Toward Low-Latency Estimation of Atmospheric CO2 Growth Rates Using Satellite Observations: Evaluating Sampling Errors of Satellite and In Situ Observing Approaches

The atmospheric CO₂ growth rate is a fundamental measure of climate forcing. NOAA's growth rate estimates, derived from in situ observations at the marine boundary layer (MBL), serve as the benchmark in policy and science. However, NOAA's MBL-based method encounters challenges in accurately estimating the whole-atmosphere CO₂ growth rate at sub-annual scales. Here we introduce the Growth Rate from Satellite Observations (GRESO) method as a complementary approach to estimate the whole-atmosphere CO₂ growth rate utilizing satellite data. Satellite CO₂ observations offer extensive atmospheric coverage that extends the capability of the current NOAA benchmark. We assess the sampling errors of the GRESO and NOAA methods using 10 atmospheric transport model simulations. The simulations generate synthetic OCO-2 satellite and NOAA MBL data for calculating CO₂ growth rates, which are compared against the global sum of carbon fluxes used as model inputs. We find good performance for the NOAA method (R = 0.93, RMSE = 0.12 ppm year⁻¹ or 0.25 PgC year⁻¹). GRESO demonstrates lower sampling errors (R = 1.00; RMSE = 0.04 ppm year⁻¹ or 0.09 PgC year⁻¹).
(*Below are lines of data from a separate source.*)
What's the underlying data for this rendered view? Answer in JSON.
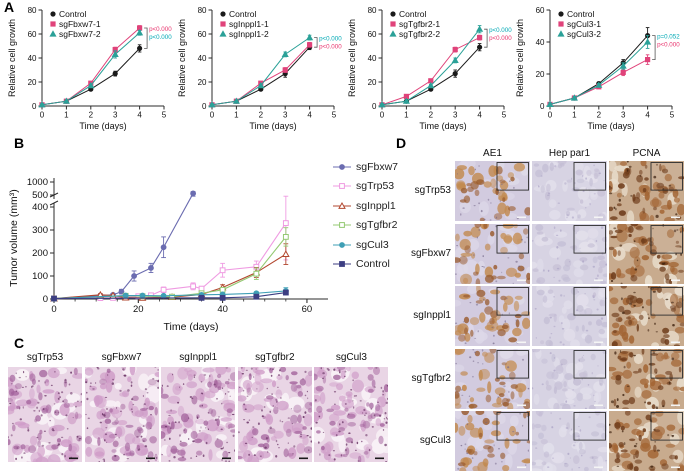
{
  "panels": {
    "a": {
      "label": "A"
    },
    "b": {
      "label": "B"
    },
    "c": {
      "label": "C",
      "columns": [
        "sgTrp53",
        "sgFbxw7",
        "sgInppl1",
        "sgTgfbr2",
        "sgCul3"
      ]
    },
    "d": {
      "label": "D",
      "columns": [
        "AE1",
        "Hep par1",
        "PCNA"
      ],
      "column_types": [
        "ihc_brown",
        "ihc_pale",
        "ihc_dark"
      ],
      "rows": [
        "sgTrp53",
        "sgFbxw7",
        "sgInppl1",
        "sgTgfbr2",
        "sgCul3"
      ]
    }
  },
  "chart_data": [
    {
      "type": "line",
      "panel": "A1",
      "xlabel": "Time (days)",
      "ylabel": "Relative cell growth",
      "x": [
        0,
        1,
        2,
        3,
        4
      ],
      "xlim": [
        0,
        5
      ],
      "xticks": [
        0,
        1,
        2,
        3,
        4,
        5
      ],
      "ylim": [
        0,
        80
      ],
      "yticks": [
        0,
        20,
        40,
        60,
        80
      ],
      "series": [
        {
          "name": "Control",
          "color": "#1a1a1a",
          "marker": "circle",
          "values": [
            1,
            4,
            14,
            27,
            48
          ],
          "err": [
            1,
            1,
            1,
            2,
            3
          ]
        },
        {
          "name": "sgFbxw7-1",
          "color": "#e0437a",
          "marker": "square",
          "values": [
            1,
            4,
            19,
            47,
            65
          ],
          "err": [
            1,
            1,
            1,
            2,
            2
          ]
        },
        {
          "name": "sgFbxw7-2",
          "color": "#2ba198",
          "marker": "triangle",
          "values": [
            1,
            4,
            17,
            43,
            61
          ],
          "err": [
            1,
            1,
            1,
            3,
            2
          ]
        }
      ],
      "annotations": [
        {
          "text": "p<0.0001",
          "color": "#e8336d"
        },
        {
          "text": "p<0.0001",
          "color": "#00a9b5"
        }
      ]
    },
    {
      "type": "line",
      "panel": "A2",
      "xlabel": "Time (days)",
      "ylabel": "Relative cell growth",
      "x": [
        0,
        1,
        2,
        3,
        4
      ],
      "xlim": [
        0,
        5
      ],
      "xticks": [
        0,
        1,
        2,
        3,
        4,
        5
      ],
      "ylim": [
        0,
        80
      ],
      "yticks": [
        0,
        20,
        40,
        60,
        80
      ],
      "series": [
        {
          "name": "Control",
          "color": "#1a1a1a",
          "marker": "circle",
          "values": [
            1,
            4,
            14,
            27,
            49
          ],
          "err": [
            1,
            1,
            1,
            3,
            2
          ]
        },
        {
          "name": "sgInppl1-1",
          "color": "#e0437a",
          "marker": "square",
          "values": [
            1,
            4,
            19,
            30,
            51
          ],
          "err": [
            1,
            1,
            1,
            2,
            2
          ]
        },
        {
          "name": "sgInppl1-2",
          "color": "#2ba198",
          "marker": "triangle",
          "values": [
            1,
            4,
            17,
            43,
            57
          ],
          "err": [
            1,
            1,
            1,
            2,
            2
          ]
        }
      ],
      "annotations": [
        {
          "text": "p<0.0001",
          "color": "#00a9b5"
        },
        {
          "text": "p<0.0001",
          "color": "#e8336d"
        }
      ]
    },
    {
      "type": "line",
      "panel": "A3",
      "xlabel": "Time (days)",
      "ylabel": "Relative cell growth",
      "x": [
        0,
        1,
        2,
        3,
        4
      ],
      "xlim": [
        0,
        5
      ],
      "xticks": [
        0,
        1,
        2,
        3,
        4,
        5
      ],
      "ylim": [
        0,
        80
      ],
      "yticks": [
        0,
        20,
        40,
        60,
        80
      ],
      "series": [
        {
          "name": "Control",
          "color": "#1a1a1a",
          "marker": "circle",
          "values": [
            1,
            4,
            14,
            27,
            49
          ],
          "err": [
            1,
            1,
            1,
            3,
            3
          ]
        },
        {
          "name": "sgTgfbr2-1",
          "color": "#e0437a",
          "marker": "square",
          "values": [
            1,
            8,
            21,
            47,
            57
          ],
          "err": [
            1,
            1,
            1,
            2,
            2
          ]
        },
        {
          "name": "sgTgfbr2-2",
          "color": "#2ba198",
          "marker": "triangle",
          "values": [
            1,
            4,
            17,
            38,
            64
          ],
          "err": [
            1,
            1,
            1,
            2,
            3
          ]
        }
      ],
      "annotations": [
        {
          "text": "p<0.0001",
          "color": "#00a9b5"
        },
        {
          "text": "p<0.0001",
          "color": "#e8336d"
        }
      ]
    },
    {
      "type": "line",
      "panel": "A4",
      "xlabel": "Time (days)",
      "ylabel": "Relative cell growth",
      "x": [
        0,
        1,
        2,
        3,
        4
      ],
      "xlim": [
        0,
        5
      ],
      "xticks": [
        0,
        1,
        2,
        3,
        4,
        5
      ],
      "ylim": [
        0,
        60
      ],
      "yticks": [
        0,
        20,
        40,
        60
      ],
      "series": [
        {
          "name": "Control",
          "color": "#1a1a1a",
          "marker": "circle",
          "values": [
            1,
            5,
            14,
            27,
            44
          ],
          "err": [
            1,
            1,
            1,
            2,
            5
          ]
        },
        {
          "name": "sgCul3-1",
          "color": "#e0437a",
          "marker": "square",
          "values": [
            1,
            5,
            12,
            21,
            29
          ],
          "err": [
            1,
            1,
            1,
            2,
            3
          ]
        },
        {
          "name": "sgCul3-2",
          "color": "#2ba198",
          "marker": "triangle",
          "values": [
            1,
            5,
            13,
            25,
            40
          ],
          "err": [
            1,
            1,
            1,
            2,
            4
          ]
        }
      ],
      "annotations": [
        {
          "text": "p=0.052",
          "color": "#00a9b5"
        },
        {
          "text": "p<0.0001",
          "color": "#e8336d"
        }
      ]
    },
    {
      "type": "line",
      "panel": "B",
      "xlabel": "Time (days)",
      "ylabel": "Tumor volume (mm³)",
      "xlim": [
        0,
        65
      ],
      "xticks": [
        0,
        20,
        40,
        60
      ],
      "y_axis_break": {
        "lower_range": [
          0,
          400
        ],
        "upper_range": [
          500,
          1000
        ],
        "yticks_lower": [
          0,
          100,
          200,
          300,
          400
        ],
        "yticks_upper": [
          500,
          1000
        ]
      },
      "legend_position": "right",
      "series": [
        {
          "name": "sgFbxw7",
          "color": "#6b6cb0",
          "marker": "circle",
          "fill": true,
          "x": [
            0,
            11,
            14,
            16,
            19,
            23,
            26,
            33
          ],
          "y": [
            2,
            15,
            18,
            32,
            100,
            135,
            225,
            560
          ],
          "err": [
            0,
            6,
            6,
            10,
            22,
            20,
            45,
            70
          ]
        },
        {
          "name": "sgTrp53",
          "color": "#ef9be2",
          "marker": "square",
          "fill": false,
          "x": [
            0,
            11,
            14,
            17,
            20,
            23,
            26,
            33,
            35,
            40,
            48,
            55
          ],
          "y": [
            2,
            4,
            5,
            8,
            12,
            16,
            40,
            55,
            45,
            125,
            140,
            330
          ],
          "err": [
            0,
            2,
            2,
            3,
            4,
            6,
            12,
            15,
            10,
            30,
            25,
            160
          ]
        },
        {
          "name": "sgInppl1",
          "color": "#b2472f",
          "marker": "triangle",
          "fill": false,
          "x": [
            0,
            11,
            14,
            17,
            21,
            28,
            35,
            40,
            48,
            55
          ],
          "y": [
            2,
            18,
            15,
            6,
            5,
            8,
            20,
            50,
            115,
            195
          ],
          "err": [
            0,
            5,
            4,
            2,
            2,
            3,
            6,
            12,
            22,
            45
          ]
        },
        {
          "name": "sgTgfbr2",
          "color": "#94c973",
          "marker": "square",
          "fill": false,
          "x": [
            0,
            17,
            21,
            28,
            35,
            40,
            48,
            55
          ],
          "y": [
            2,
            14,
            12,
            10,
            25,
            40,
            110,
            270
          ],
          "err": [
            0,
            4,
            4,
            3,
            7,
            10,
            25,
            40
          ]
        },
        {
          "name": "sgCul3",
          "color": "#3f9fb5",
          "marker": "circle",
          "fill": true,
          "x": [
            0,
            17,
            21,
            26,
            35,
            40,
            48,
            55
          ],
          "y": [
            2,
            15,
            15,
            14,
            18,
            20,
            25,
            35
          ],
          "err": [
            0,
            4,
            4,
            4,
            4,
            5,
            6,
            14
          ]
        },
        {
          "name": "Control",
          "color": "#3c3e82",
          "marker": "square",
          "fill": true,
          "x": [
            0,
            35,
            40,
            48,
            55
          ],
          "y": [
            2,
            5,
            5,
            10,
            28
          ],
          "err": [
            0,
            2,
            2,
            4,
            8
          ]
        }
      ]
    }
  ],
  "textures": {
    "he": {
      "bg": "#e9d5e5",
      "scalebar": "#1a1a1a",
      "layers": [
        {
          "color": "#f8f1f6",
          "count": 16,
          "rmin": 3,
          "rmax": 9,
          "omin": 0.8,
          "omax": 1
        },
        {
          "color": "#cf9cc8",
          "count": 46,
          "rmin": 2,
          "rmax": 6.5,
          "omin": 0.45,
          "omax": 0.85
        },
        {
          "color": "#a2619b",
          "count": 34,
          "rmin": 1.5,
          "rmax": 4.5,
          "omin": 0.4,
          "omax": 0.8
        },
        {
          "color": "#6f3a6a",
          "count": 70,
          "rmin": 0.5,
          "rmax": 1.3,
          "omin": 0.5,
          "omax": 0.9
        }
      ]
    },
    "ihc_brown": {
      "bg": "#d2cbdf",
      "scalebar": "#f5f5f5",
      "layers": [
        {
          "color": "#ddd8e8",
          "count": 18,
          "rmin": 3,
          "rmax": 8,
          "omin": 0.6,
          "omax": 0.9
        },
        {
          "color": "#c28a50",
          "count": 36,
          "rmin": 2,
          "rmax": 6,
          "omin": 0.5,
          "omax": 0.9
        },
        {
          "color": "#9a5c30",
          "count": 26,
          "rmin": 1.5,
          "rmax": 4.5,
          "omin": 0.5,
          "omax": 0.9
        },
        {
          "color": "#6e6183",
          "count": 30,
          "rmin": 0.5,
          "rmax": 1.2,
          "omin": 0.4,
          "omax": 0.7
        }
      ]
    },
    "ihc_pale": {
      "bg": "#d7d3e3",
      "scalebar": "#f5f5f5",
      "layers": [
        {
          "color": "#e2dfeb",
          "count": 26,
          "rmin": 2.5,
          "rmax": 7,
          "omin": 0.6,
          "omax": 0.9
        },
        {
          "color": "#c3bdd4",
          "count": 40,
          "rmin": 1.5,
          "rmax": 4.5,
          "omin": 0.5,
          "omax": 0.8
        },
        {
          "color": "#a79ec2",
          "count": 36,
          "rmin": 0.5,
          "rmax": 1.3,
          "omin": 0.4,
          "omax": 0.7
        }
      ]
    },
    "ihc_dark": {
      "bg": "#c8ab8e",
      "scalebar": "#f5f5f5",
      "layers": [
        {
          "color": "#e8dccb",
          "count": 12,
          "rmin": 3,
          "rmax": 8,
          "omin": 0.7,
          "omax": 0.95
        },
        {
          "color": "#a26433",
          "count": 40,
          "rmin": 2,
          "rmax": 6,
          "omin": 0.55,
          "omax": 0.9
        },
        {
          "color": "#6f3d1c",
          "count": 40,
          "rmin": 1.2,
          "rmax": 4,
          "omin": 0.5,
          "omax": 0.9
        },
        {
          "color": "#3f2310",
          "count": 26,
          "rmin": 0.6,
          "rmax": 1.6,
          "omin": 0.5,
          "omax": 0.85
        }
      ]
    }
  }
}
Additionally, GRESO shows better performance at monthly scales than the NOAA method (R = 0.76 vs. 0.47, respectively). Due to CO₂'s atmospheric longevity, the NOAA method accurately captures growth rates over 5-year intervals. GRESO's robustness across partial coverage configurations (ocean or land data) shows that satellites can be promising tools for low-latency CO₂ growth rate information, provided the systematic biases are minimized using in situ observations. Along with accurate and calibrated NOAA in situ data, satellite-derived growth rates can provide information about the global carbon cycle at sub-annual scales.